Deneme yanılmayla başarıya ulaşılmaz. Bu mantaliteyle hareket etmeye devam edersek, fuarlarımızın boyunun uzamayacağı kesin. Dileriz kısalmasın diye de dua eder hale gelmeyelim. Fuarda basın organı olarak işimizi yaptık, gittik görüştük hemen hemen herkesle. Herkesin fikirlerini almaya çalıştık. Fuarın genel değerlendirmesini, fuar şirketine sorsan harika, katılımcıya sorsan facia! Gel de çık işin içinden! Gelin, eğri oturalım ama doğru konuşalım! Sektörümüz, dernek, kulüp açısından hayli zengin. Peki, bu yapıların kaçı gerçekten sektör için çalışıyor? Yakın geçmişte, Gemi İkmalcileri Derneği’nin de bir dönem Başkanlık, iki dönem ise DTO Meclis Üyeliği yapmış Mustafa Muhtaroğlu, “8.Uluslararası İstanbul Bunker Konferans gelmeyin” diye IBIA üyelere mail atıyorsa buradaki sıkıntı gerçekten alarm düzeyindedir. Belki yasal olarak cezai bir yaptırım yapılamaz ama sektör olarak bir olup, bunun önüne geçemez miyiz?

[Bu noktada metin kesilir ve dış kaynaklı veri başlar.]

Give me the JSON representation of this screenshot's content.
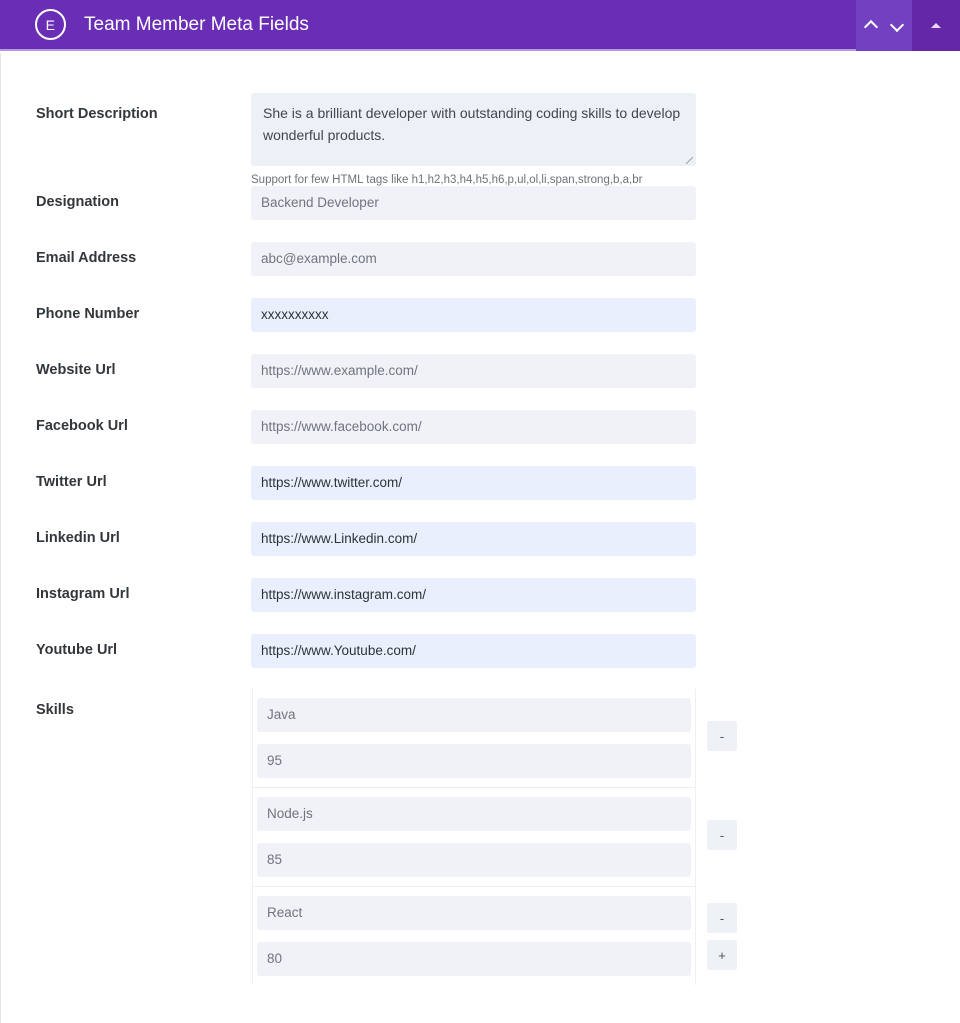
{
  "header": {
    "logo_letter": "E",
    "title": "Team Member Meta Fields",
    "icons": {
      "up": "chevron-up-icon",
      "down": "chevron-down-icon",
      "collapse": "triangle-up-icon"
    }
  },
  "form": {
    "short_description": {
      "label": "Short Description",
      "value": "She is a brilliant developer with outstanding coding skills to develop wonderful products.",
      "hint": "Support for few HTML tags like h1,h2,h3,h4,h5,h6,p,ul,ol,li,span,strong,b,a,br"
    },
    "fields": [
      {
        "label": "Designation",
        "value": "Backend Developer",
        "style": "muted"
      },
      {
        "label": "Email Address",
        "value": "abc@example.com",
        "style": "muted"
      },
      {
        "label": "Phone Number",
        "value": "xxxxxxxxxx",
        "style": "filled"
      },
      {
        "label": "Website Url",
        "value": "https://www.example.com/",
        "style": "muted"
      },
      {
        "label": "Facebook Url",
        "value": "https://www.facebook.com/",
        "style": "muted"
      },
      {
        "label": "Twitter Url",
        "value": "https://www.twitter.com/",
        "style": "filled"
      },
      {
        "label": "Linkedin Url",
        "value": "https://www.Linkedin.com/",
        "style": "filled"
      },
      {
        "label": "Instagram Url",
        "value": "https://www.instagram.com/",
        "style": "filled"
      },
      {
        "label": "Youtube Url",
        "value": "https://www.Youtube.com/",
        "style": "filled"
      }
    ],
    "skills": {
      "label": "Skills",
      "remove_label": "-",
      "add_label": "+",
      "items": [
        {
          "name": "Java",
          "value": "95"
        },
        {
          "name": "Node.js",
          "value": "85"
        },
        {
          "name": "React",
          "value": "80"
        }
      ]
    }
  },
  "colors": {
    "header_purple": "#6a2db5",
    "header_nav_purple": "#7440c2",
    "header_collapse_purple": "#6327a8",
    "input_muted": "#f0f2f7",
    "input_filled": "#e9effc"
  }
}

Mesela Deniz Ticaret Odası disipline edici cezai yaptırımlarını uygulayamaz mı? Bu tür konferansların ülke ve sektör için önemini göz önünde bulundurmamız gerekmiyor mu?
Acaba diyorum sektörümüz dernekleri, kurulmuş olmak için mi kuruldu? Fuar afişlerini süslemek veya masa, sandalyeden ibaret olan stant yerlerine sahip olmak mıdır amaç! Sanırım bir hırsla başlıyorlar bu işe. Lakin, gün geçtikçe görüyorlar ki, iş o kadar da basit değil. Emek istiyor, fikir üretmek, zaman ayırmak gerekiyor. İşte bu gerçekle yüzleşildiğinde ipin ucu kaçıyor…

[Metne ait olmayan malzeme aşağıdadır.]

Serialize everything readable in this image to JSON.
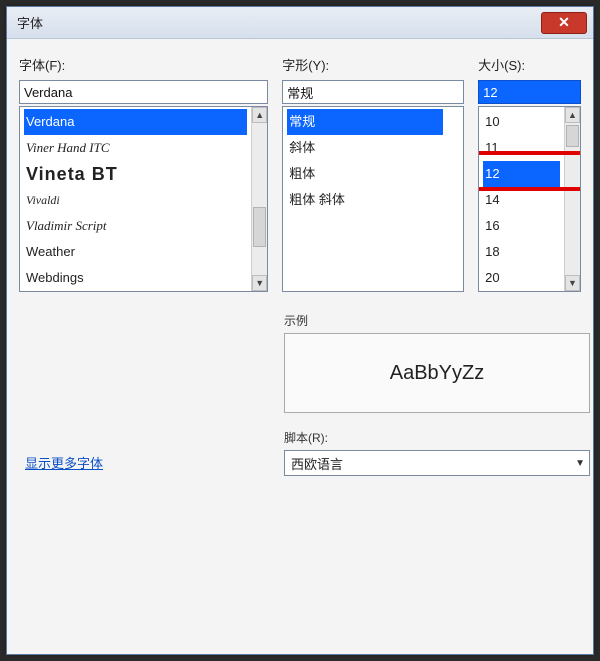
{
  "title": "字体",
  "labels": {
    "font": "字体(F):",
    "style": "字形(Y):",
    "size": "大小(S):",
    "preview_section": "示例",
    "script_section": "脚本(R):"
  },
  "inputs": {
    "font_value": "Verdana",
    "style_value": "常规",
    "size_value": "12"
  },
  "font_list": [
    {
      "label": "Verdana",
      "css": "f-verdana",
      "selected": true
    },
    {
      "label": "Viner Hand ITC",
      "css": "f-viner"
    },
    {
      "label": "Vineta BT",
      "css": "f-vineta"
    },
    {
      "label": "Vivaldi",
      "css": "f-vivaldi"
    },
    {
      "label": "Vladimir Script",
      "css": "f-vlad"
    },
    {
      "label": "Weather",
      "css": "f-weather"
    },
    {
      "label": "Webdings",
      "css": "f-webd"
    }
  ],
  "style_list": [
    {
      "label": "常规",
      "selected": true
    },
    {
      "label": "斜体"
    },
    {
      "label": "粗体"
    },
    {
      "label": "粗体 斜体"
    }
  ],
  "size_list": [
    {
      "label": "10"
    },
    {
      "label": "11"
    },
    {
      "label": "12",
      "selected": true
    },
    {
      "label": "14"
    },
    {
      "label": "16"
    },
    {
      "label": "18"
    },
    {
      "label": "20"
    }
  ],
  "preview_text": "AaBbYyZz",
  "script_combo": {
    "value": "西欧语言"
  },
  "more_link": "显示更多字体"
}
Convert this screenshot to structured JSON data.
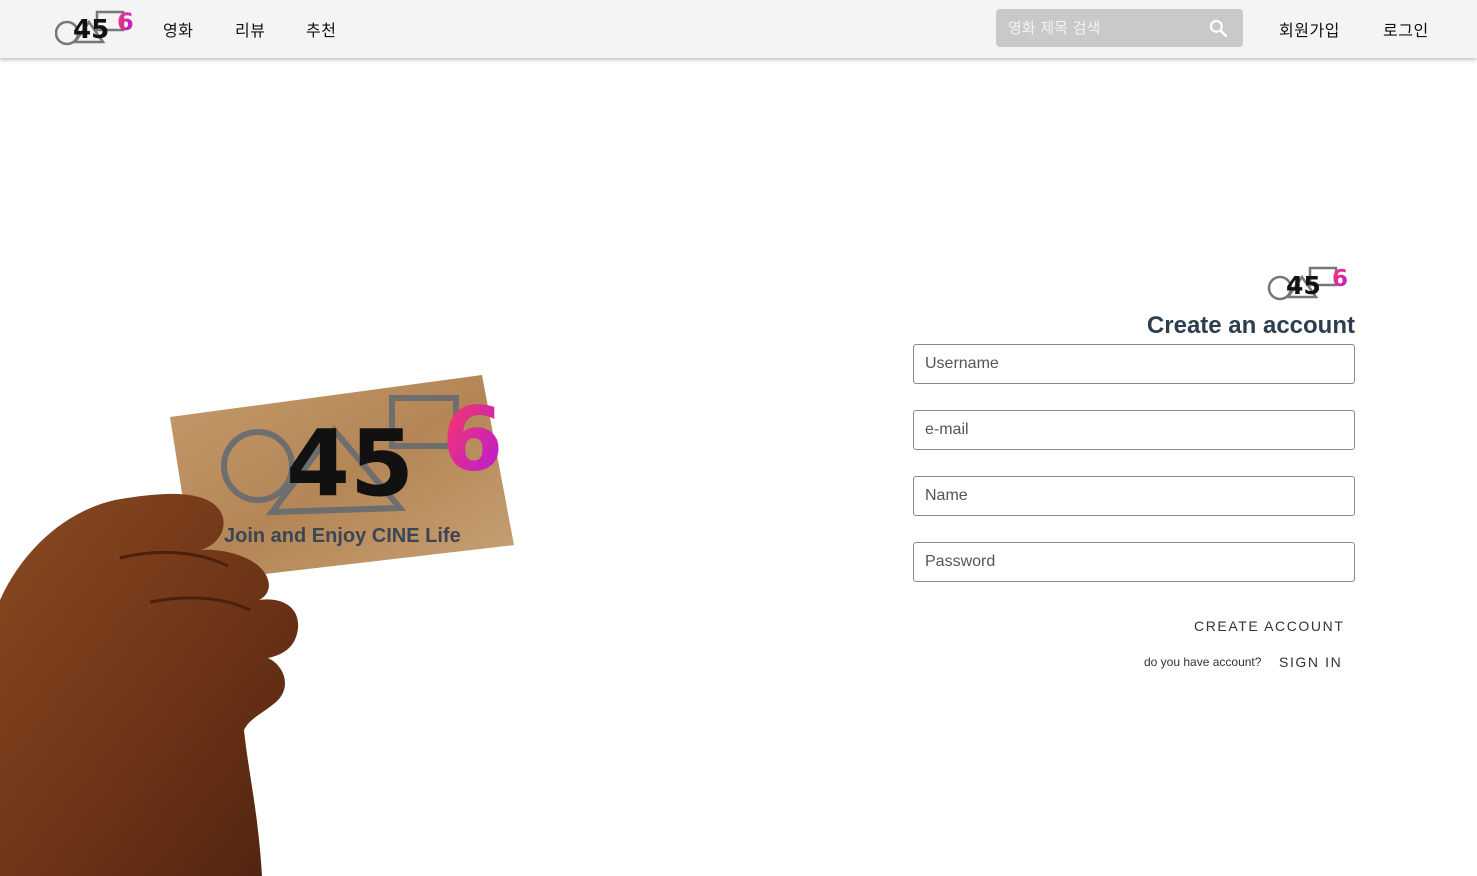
{
  "brand": {
    "logo_text": "456"
  },
  "nav": {
    "links": [
      {
        "label": "영화"
      },
      {
        "label": "리뷰"
      },
      {
        "label": "추천"
      }
    ],
    "search": {
      "placeholder": "영화 제목 검색",
      "icon": "search-icon"
    },
    "signup_label": "회원가입",
    "login_label": "로그인"
  },
  "promo": {
    "tagline": "Join and Enjoy CINE Life"
  },
  "form": {
    "title": "Create an account",
    "fields": {
      "username": {
        "placeholder": "Username"
      },
      "email": {
        "placeholder": "e-mail"
      },
      "name": {
        "placeholder": "Name"
      },
      "password": {
        "placeholder": "Password"
      }
    },
    "create_button": "CREATE ACCOUNT",
    "signin_hint": "do you have account?",
    "signin_button": "SIGN IN"
  },
  "colors": {
    "accent_pink": "#e8317c",
    "accent_purple": "#b019e0",
    "header_bg": "#f4f4f4",
    "title_color": "#2c3e50"
  }
}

Lafım işini layıkıyla yapana değil elbette ama dernek başkanı olarak sektör adına demeç vermek, boy boy fotoğraf yayınlatmak inanın çok zor değil… İşin zor kısmı, sektörü bütünleştirici, fikir üreterek sektörün gelişimine katkı sunan, sektörle bir olup projeler üreten, sektörün sorunlarının çözümü için durmadan çalışan dernek ve dernek başkanı olmakta. Yoksa uzun yıllar o başkanlık koltuğuna sahip olmanın başarı anlamına gelmediğini eminim ki herkes biliyor… Sektörün hiç kazanmadığı, fuar şirketlerinin ise hiç kaybetmediği bir oluşumun sürekli olmayacağına eminiz. Aleni sormak istiyorum, fuarcılara para kazandırmaya neden bu kadar meraklıyız? Örneğin yat fuarlarımız kaç yıl sonra Monaco, Cannes veya Düsseldorf’un yarısı kadar olacak!

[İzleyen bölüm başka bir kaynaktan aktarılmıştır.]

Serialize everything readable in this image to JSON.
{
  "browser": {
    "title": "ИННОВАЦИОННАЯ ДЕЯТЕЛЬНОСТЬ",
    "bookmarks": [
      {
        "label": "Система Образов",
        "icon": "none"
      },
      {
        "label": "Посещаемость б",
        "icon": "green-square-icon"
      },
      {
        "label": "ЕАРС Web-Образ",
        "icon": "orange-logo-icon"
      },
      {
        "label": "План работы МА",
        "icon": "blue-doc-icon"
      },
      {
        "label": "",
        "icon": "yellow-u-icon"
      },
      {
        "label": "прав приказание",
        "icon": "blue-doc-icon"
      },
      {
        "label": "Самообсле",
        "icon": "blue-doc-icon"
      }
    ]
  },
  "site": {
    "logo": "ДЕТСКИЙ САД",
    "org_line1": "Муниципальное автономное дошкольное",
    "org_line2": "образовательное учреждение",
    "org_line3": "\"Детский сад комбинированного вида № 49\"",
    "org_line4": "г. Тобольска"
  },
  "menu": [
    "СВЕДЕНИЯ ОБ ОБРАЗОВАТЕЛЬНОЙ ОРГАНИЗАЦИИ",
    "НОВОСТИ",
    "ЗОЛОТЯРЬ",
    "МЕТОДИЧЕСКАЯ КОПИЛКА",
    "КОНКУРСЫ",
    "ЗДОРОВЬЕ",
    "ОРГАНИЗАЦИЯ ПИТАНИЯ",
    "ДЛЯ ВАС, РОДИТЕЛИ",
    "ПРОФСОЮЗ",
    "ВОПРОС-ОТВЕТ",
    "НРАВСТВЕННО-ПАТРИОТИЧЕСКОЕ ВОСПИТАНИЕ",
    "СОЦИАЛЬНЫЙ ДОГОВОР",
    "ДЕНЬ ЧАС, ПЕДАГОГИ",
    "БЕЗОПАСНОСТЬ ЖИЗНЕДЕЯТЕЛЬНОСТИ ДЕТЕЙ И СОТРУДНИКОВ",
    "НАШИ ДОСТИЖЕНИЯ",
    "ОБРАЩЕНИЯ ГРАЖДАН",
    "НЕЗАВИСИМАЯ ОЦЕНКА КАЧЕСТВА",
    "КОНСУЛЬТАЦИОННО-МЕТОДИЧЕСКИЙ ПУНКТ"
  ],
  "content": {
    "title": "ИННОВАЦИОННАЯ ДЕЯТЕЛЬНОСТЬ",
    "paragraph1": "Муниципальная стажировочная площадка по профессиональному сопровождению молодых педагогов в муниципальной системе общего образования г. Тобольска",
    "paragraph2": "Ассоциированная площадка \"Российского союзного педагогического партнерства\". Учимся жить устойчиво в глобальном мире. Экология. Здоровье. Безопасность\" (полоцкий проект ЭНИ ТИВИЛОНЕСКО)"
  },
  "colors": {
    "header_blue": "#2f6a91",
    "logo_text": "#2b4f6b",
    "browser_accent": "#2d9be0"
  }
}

Çok kısa DENTUR’a değinmek istiyorum. Deniz Endüstrisini ve Denizciliği Geliştirme Derneğimiz, CNR Avrasya Boat Show partneri. Merak ediyoruz, bu STKʹmız ne işle meşguldür şuaralar. Fuar açılışlarındaki boy göstermesini kenarda tutuyoruz tabii ki! Deniz endüstrisi ve denizciliğimizi geliştirmek için attığı adımları bizlerle paylaşsalar da biz de artık hem öğrensek, hem de yayınımızda bolca yer versek. Türk denizciliği için canla başla mücadele eden, hiç pes etmeyen, durmadan çalışan derneklerimiz elbette ki var. Onlara sonsuz saygı duyuyor ve Türk denizciliği adına teşekkür ediyoruz… Her şey gönlünüzce olsun!